Quando observamos os dados estatísticos, os processos evolutivos de longo prazo, a composição social das universidades e até a forma assumida pelas manifestações de rua, pode-se dizer que estamos diante de um processo evolutivo multiétnico e não diante de um conflito de características raciais. Até o dia de sua queda, o governo do Movimento para o Socialismo (MAS), por razões ideológicas e para manipular segmentos da população, afirmou que estamos em uma situação de colonialismo interno, de conflitos raciais e de reações violentas das aintigas elites. Nada disso resiste a uma análise minuciosa da realidade. A Bolívia, como quase todos os países do Terceiro Mundo, quer passar da tradição à modernidade, e não do capitalismo ao socialismo.

Hoje, a oposição ao MAS é composta em grande parte por setores da juventude.

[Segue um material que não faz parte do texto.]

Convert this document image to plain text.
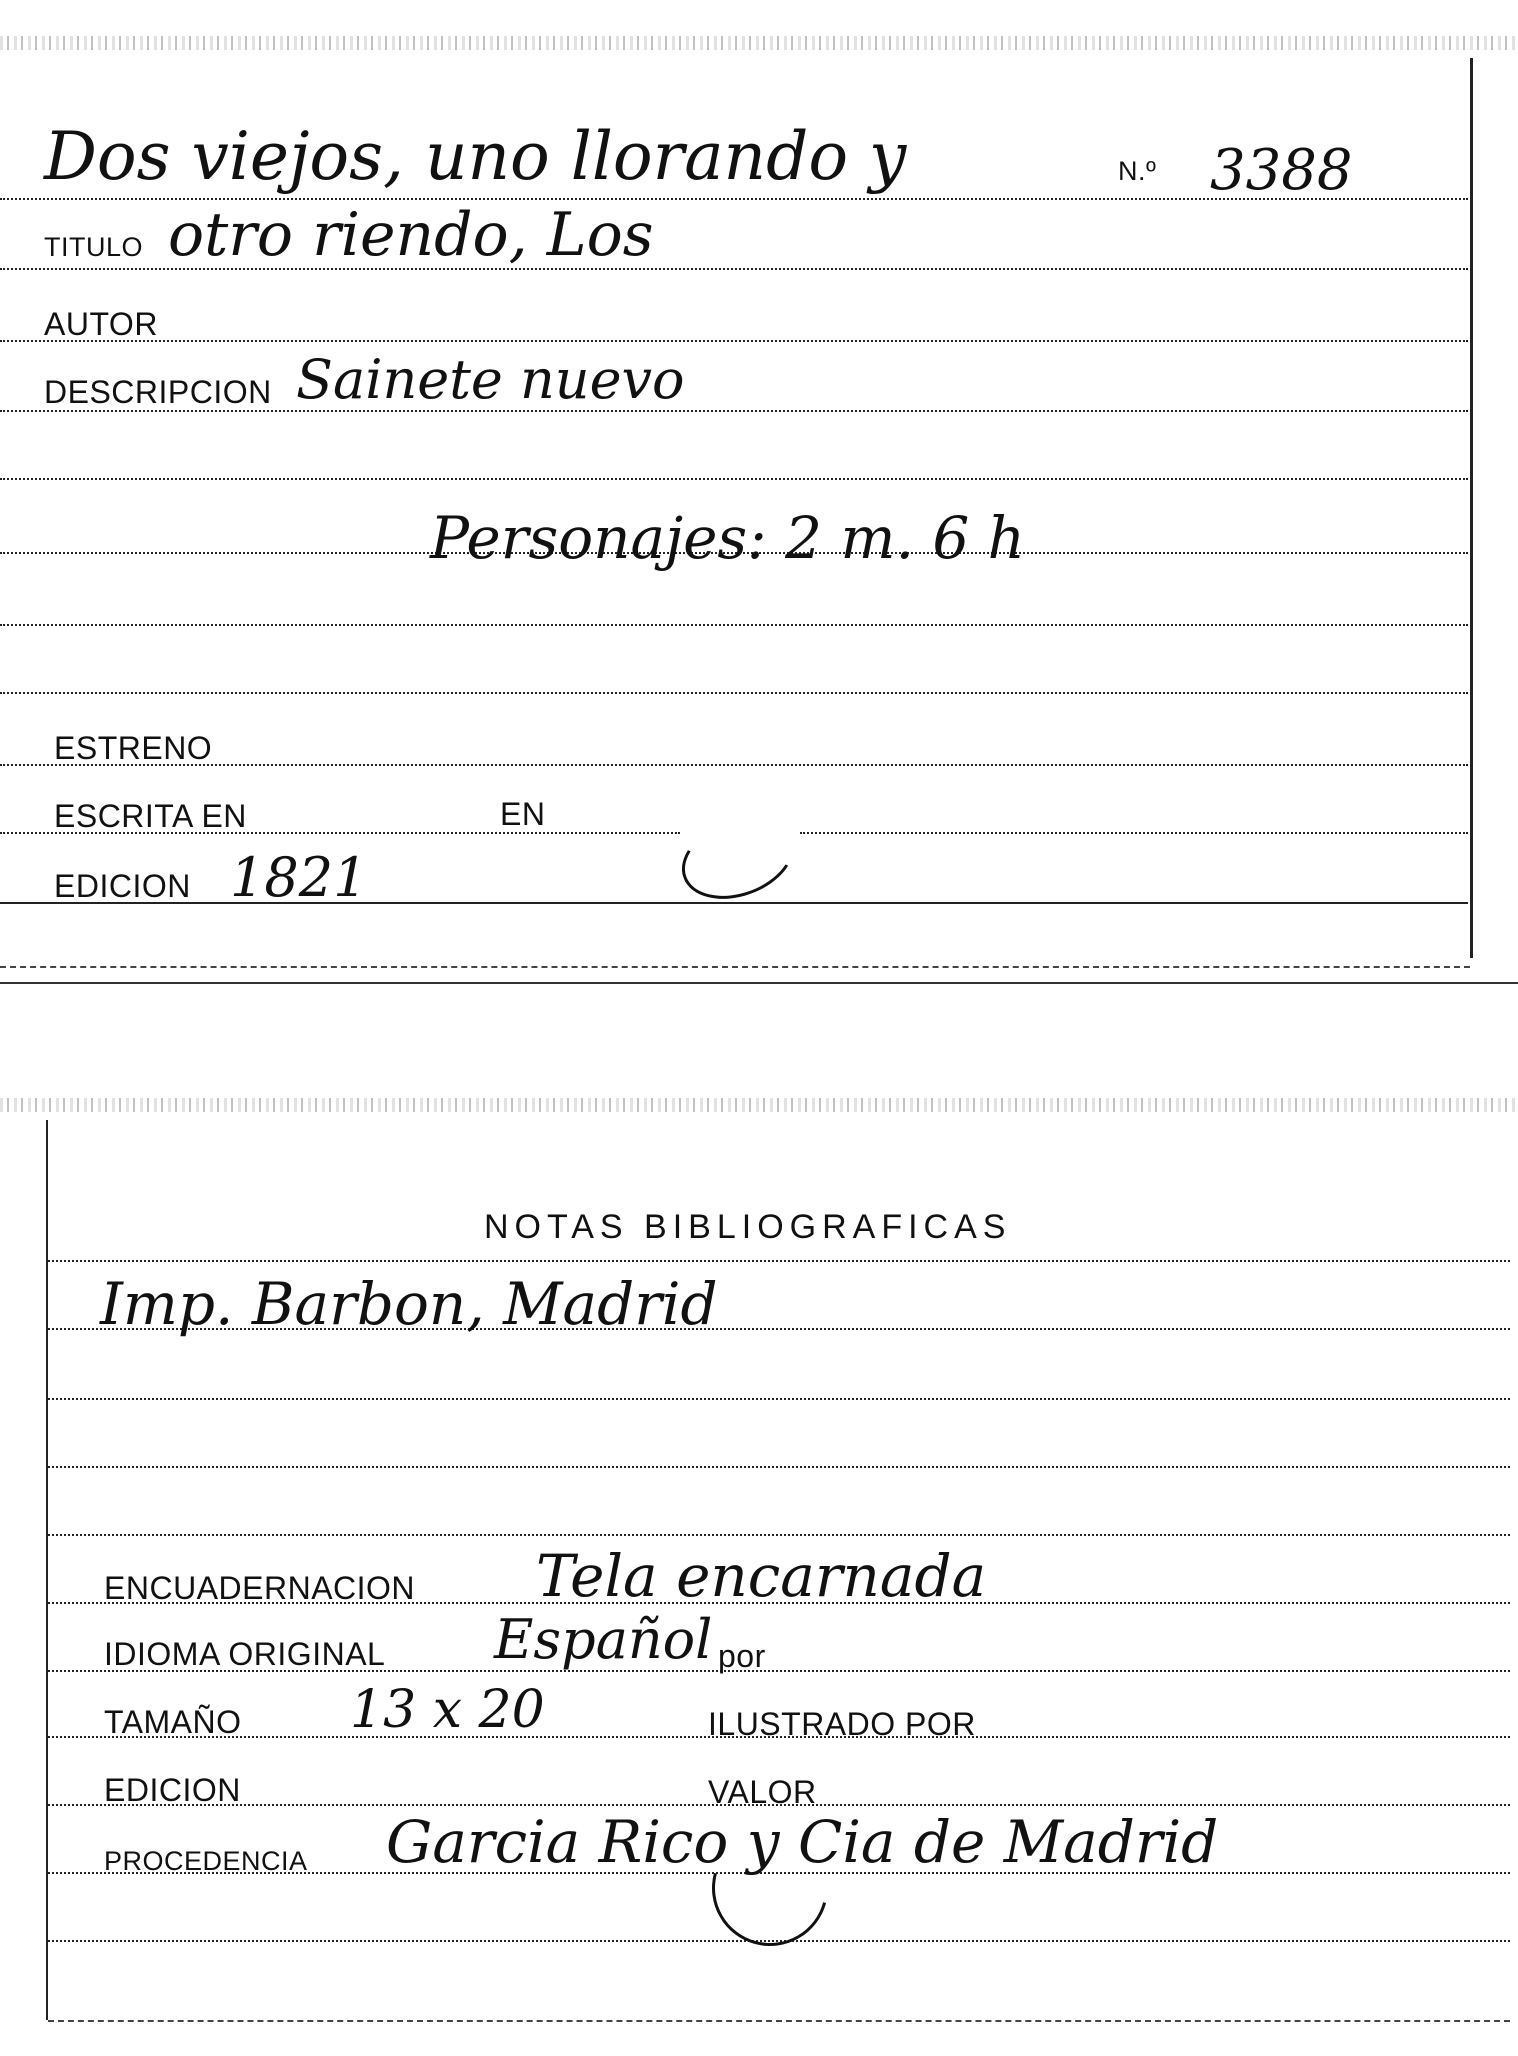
Dos viejos, uno llorando y	N.º 3388
TITULO otro riendo, Los
AUTOR
DESCRIPCION Sainete nuevo
Personajes: 2 m. 6 h
ESTRENO
ESCRITA EN	EN
EDICION 1821
NOTAS BIBLIOGRAFICAS
Imp. Barbon, Madrid
ENCUADERNACION Tela encarnada
IDIOMA ORIGINAL Español por
TAMAÑO 13 x 20	ILUSTRADO POR
EDICION	VALOR
PROCEDENCIA Garcia Rico y Cia de Madrid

Embora os avanços na educação tenham sido modestos, não há dúvida de que a juventude atual está mais bem informada e tem uma visão mais ampla que a geração de seus pais. Em muito maior número que nos tempos passados, os jovens dispõem de formação universitária e se dedicam a profissões técnicas, ou seja, pertencentes ao âmbito do racionalismo ocidental. Eles conhecem as modas (e as bobagens) comuns em outras latitudes e tendem, portanto, a se afastar dos valores verticais e autoritários de comportamento, o que se expressa imediatamente nas relações de gênero. A maioria dos casos de feminicídio ocorre na Bolívia ainda presa a uma mentalidade pré-moderna.

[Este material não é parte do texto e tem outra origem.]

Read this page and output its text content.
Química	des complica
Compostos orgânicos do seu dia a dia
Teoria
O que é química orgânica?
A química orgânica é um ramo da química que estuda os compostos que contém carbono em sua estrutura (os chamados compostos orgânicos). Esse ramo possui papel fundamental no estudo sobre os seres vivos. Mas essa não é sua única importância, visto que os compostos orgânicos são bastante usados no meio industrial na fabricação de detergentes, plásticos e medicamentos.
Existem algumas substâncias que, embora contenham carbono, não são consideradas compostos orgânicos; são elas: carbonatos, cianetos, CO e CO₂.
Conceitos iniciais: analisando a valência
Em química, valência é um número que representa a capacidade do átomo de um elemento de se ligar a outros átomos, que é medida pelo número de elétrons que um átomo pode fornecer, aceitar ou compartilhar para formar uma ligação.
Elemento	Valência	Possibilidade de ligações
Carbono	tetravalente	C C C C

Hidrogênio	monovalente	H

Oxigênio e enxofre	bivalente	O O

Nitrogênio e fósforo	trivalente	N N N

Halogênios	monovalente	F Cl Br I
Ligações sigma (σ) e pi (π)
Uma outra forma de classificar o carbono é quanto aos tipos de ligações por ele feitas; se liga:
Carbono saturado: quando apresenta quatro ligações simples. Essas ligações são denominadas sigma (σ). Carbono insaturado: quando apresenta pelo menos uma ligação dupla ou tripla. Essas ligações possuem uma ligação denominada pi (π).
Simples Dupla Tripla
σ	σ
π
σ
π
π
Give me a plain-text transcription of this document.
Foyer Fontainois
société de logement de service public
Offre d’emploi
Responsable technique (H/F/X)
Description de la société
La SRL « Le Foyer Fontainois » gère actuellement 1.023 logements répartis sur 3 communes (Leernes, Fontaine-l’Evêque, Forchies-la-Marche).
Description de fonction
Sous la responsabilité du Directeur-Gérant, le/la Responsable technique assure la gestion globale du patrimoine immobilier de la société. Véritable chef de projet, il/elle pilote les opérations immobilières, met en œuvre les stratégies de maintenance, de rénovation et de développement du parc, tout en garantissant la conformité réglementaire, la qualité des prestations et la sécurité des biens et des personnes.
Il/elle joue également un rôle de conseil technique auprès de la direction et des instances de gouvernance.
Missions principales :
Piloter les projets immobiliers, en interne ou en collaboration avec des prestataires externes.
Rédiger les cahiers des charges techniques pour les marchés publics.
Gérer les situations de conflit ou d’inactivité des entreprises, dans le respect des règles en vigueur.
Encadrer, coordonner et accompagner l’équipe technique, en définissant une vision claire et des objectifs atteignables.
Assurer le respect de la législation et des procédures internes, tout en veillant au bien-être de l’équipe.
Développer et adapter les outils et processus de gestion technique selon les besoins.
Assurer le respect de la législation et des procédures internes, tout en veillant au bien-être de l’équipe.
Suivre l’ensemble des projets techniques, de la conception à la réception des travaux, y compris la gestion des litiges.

O que percebe facilmente entre os jovens é um apego claro a valores modernos, racionais e pluralistas. Eles preferem a democracia à ditadura, a alternância de poder ao invés do governo ilimitado do caudilho, a diversidade democrática ao invés da monotonia da única ideologia permitida. Desde a Revolução de outubro de 1917 na Rússia, pode-se dizer que estes valores normativos nunca foram compreendidos por socialistas, nacionalistas, populistas e indigenistas. É esta, precisamente, a situação da mentalidade pré-moderna boliviana. Aqui neste país os intelectuais de esquerda e os setores pré-modernos da população se entusiasmam por slogans como a luta contra o capitalismo e o imperialismo e pela exaltação de metas difusas, mas emocionais, como o culto às vezes exacerbado da dignidade, da soberania e da identidade. Tais valores estão desatualizados no mundo globalizado de hoje.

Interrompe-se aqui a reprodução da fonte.